I dieci petali del Chakra Manipura localizzato nell'area dell'ombelico e del plesso solare.


·         Ciascuna delle trentasei parti dello Zodiaco astrologico è divisa in dieci gradi.


Secondo Peter Deunov, la massima delle dieci possibilità date all'uomo nella sua vita sarebbe iniziare un amore. Ogni dieci anni ci apparirebbe un'opportunità per lavorare con questa potente forza.
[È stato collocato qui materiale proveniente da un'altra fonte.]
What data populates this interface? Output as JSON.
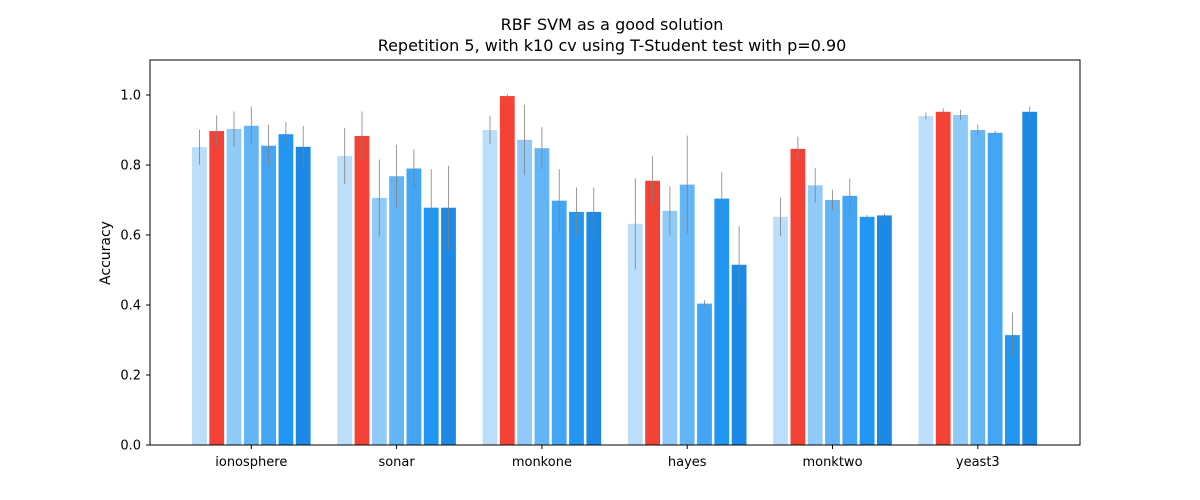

·         Secondo gli Antichi, ci sarebbero dieci lezioni, dieci verità di ciascuna realtà. Io personalmente ritengo che la verità, considerandola come una “rappresentazione della realtà mediata attraverso il grado di comprensione, esperienza ed onestà intellettuale del singolo individuo”, sia solo una delle innumerevoli sfaccettature possibili con cui interpretiamo il mondo intorno a noi, specie per problemi complessi come la comunicazione ed i suoi piani (ad es. verbale-non-verbale, astratta-concreta, diretta-indiretta, unidimensionale-multidimensionale, istintiva-ragionata, fresca-sedimentata, etc.) 
·         Quadrato magico del 10:
1
4
3
2
2
3
1
4
3
2
4
1
4
1
3
2

·         Anniversario di matrimonio: nozze di ferro bianco o di latta.

Gematria

·         Valore numerico della lettera israelitica “Iod”, "Ego," rappresentante il principio attivo per eccellenza.

Ricorrenze

·         Il numero 10 è usato 244 volte nella Bibbia.
·         Il numero 4'000 è usato 10 volte nella Bibbia.
·         Il numero 10 è usato otto volte nel Corano.  (Corano II, 192; II, 234; V, 91; VII, 137; XI, 16; XX, 103; XXVIII, 27 e LXXXIX, 1)
·         Le parole "Ed Elohim dice" sono ripetute 10 volte all'inizio della Genesi. La parola “famiglia” è usata 10 volte nel NT e le parole “calice”, “pescatore” e “Messia”, sono usate 10 volte nella Bibbia.